From a young age, Dottie Frye said she knew that she wanted to be an artist in the theater. In fact, she still carries with her today advice given to her by her high school drama teacher.
“He said, ‘Dottie, for people like us who love to be on the stage, we have to recognize that it doesn’t matter whether you’re front in center, a supporting role, or a torch bearer in the back row. You and I love it all because we love being on stage,’ and I bought into that completely,” Dottie Frye said.
This love of the stage soon blossomed into a much deeper love for the people and processes that came with the theater as well. Burdened by the worldliness she experienced at the state university level, Dottie Frye said she was then shaped by the strong faith and principles she encountered upon transferring to Freed-Hardeman University.

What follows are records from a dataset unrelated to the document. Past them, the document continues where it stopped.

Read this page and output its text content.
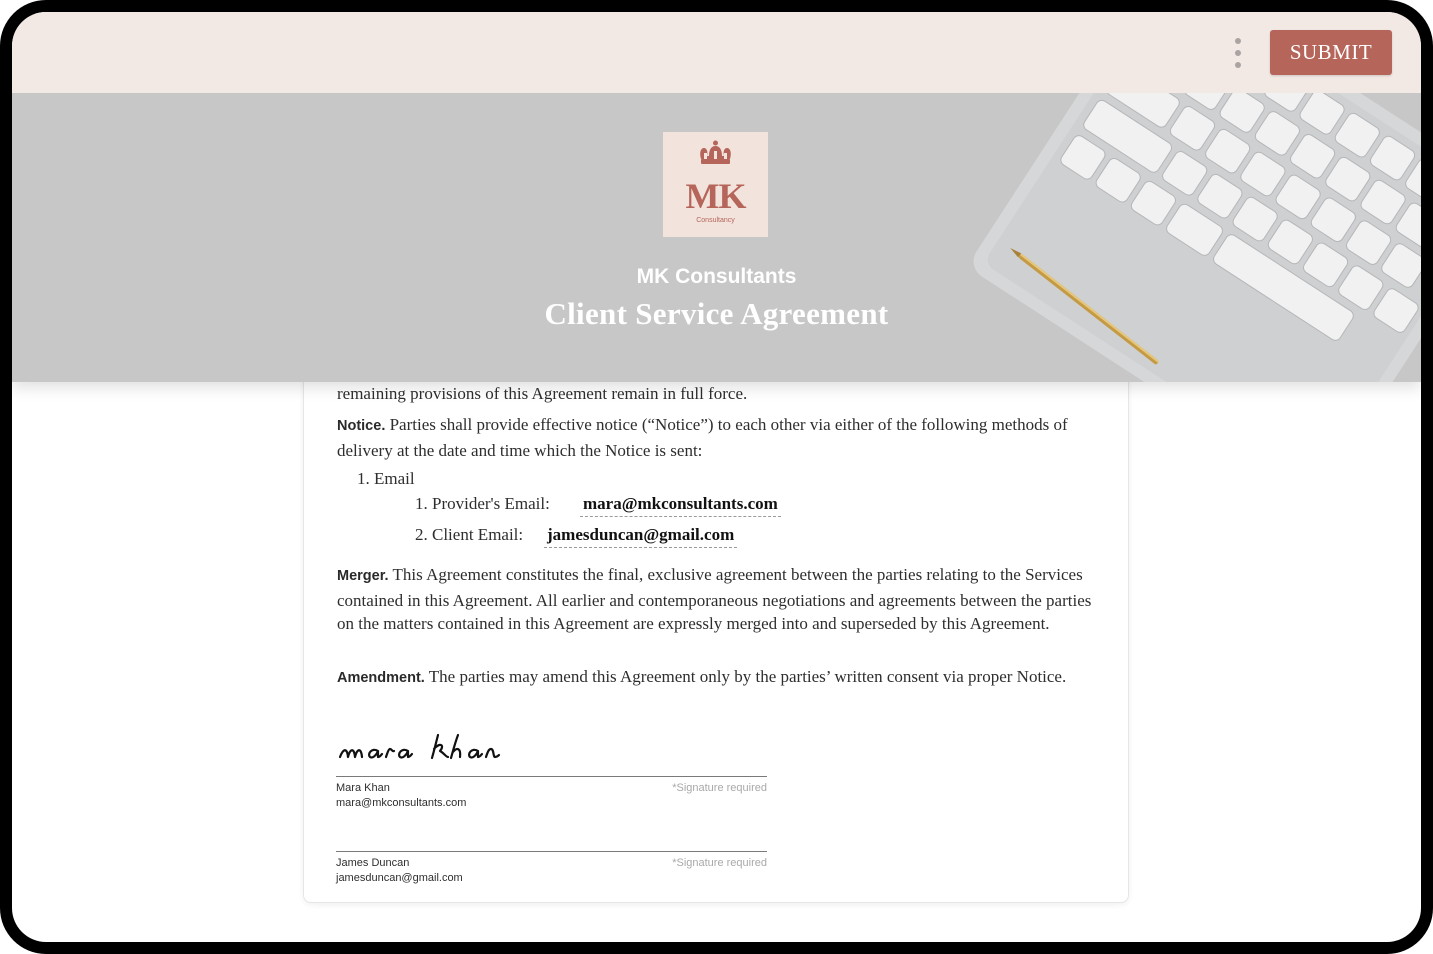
SUBMIT
MK
Consultancy
MK Consultants
Client Service Agreement
remaining provisions of this Agreement remain in full force.
Notice. Parties shall provide effective notice (“Notice”) to each other via either of the following methods of delivery at the date and time which the Notice is sent:
1. Email
1. Provider's Email: mara@mkconsultants.com
2. Client Email: jamesduncan@gmail.com
Merger. This Agreement constitutes the final, exclusive agreement between the parties relating to the Services contained in this Agreement. All earlier and contemporaneous negotiations and agreements between the parties on the matters contained in this Agreement are expressly merged into and superseded by this Agreement.
Amendment. The parties may amend this Agreement only by the parties’ written consent via proper Notice.
Mara Khan	*Signature required
mara@mkconsultants.com
James Duncan	*Signature required
jamesduncan@gmail.com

“When I went to Freed-Hardeman, I had never been around so many Christians my age or been in a college classroom where my teachers cared about my soul just as much as my academic success,” Dottie Frye said.
While the artists around her found themselves most concerned with the final product, Dottie Frye said she discovered the most joy and fulfillment during rehearsals and working up to the show. Dottie Frye’s husband, Professor of Theatre Dr. Steven Frye, said when they were in college together, he had never met anyone who loved the rehearsal process as much as his wife.
“The theater people would tell me I’m a Philistine,” Dottie Frye said. “I don’t have this undying love for every production that’s ever been done. I have a love of the process of working with people, and the way we grow together. I get energy from the creative spark that brings everyone together.”
When a job opened up directing Pied Pipers, a children’s improvisational group on campus, there was not a question in Dottie Frye’s mind about applying for it. Communications chair Jack Ryan agreed to let her take over the group; and, according to Steven Frye, there is no profession that matches her personality more.
According to Frye, Pied Pipers and the rest of her directing and teaching here at Harding is exponentially rewarding because the collaboration she shares with her students and actors transcends the stage and classroom doors.
“When teaching at Harding we are blessed with relationships,” Dottie Frye said. “People walk in my door that I never knew would be here. They enter my heart and they never leave, and I believe that is one of the best things about what I do.”
Even after 26 years of successful teaching and directing on campus, Dottie Frye still dreams about a big future. She said she looks forward to potentially gaining more academic training, continuing to impact the lives around her, becoming a grandmother and loving the art she is blessed to produce.
“I get paid to play,” Dottie Frye said. “I get to travel around, and I tell people I have the best job in the world. My creative outlet is my job. It’s so much fun and hard work, too.”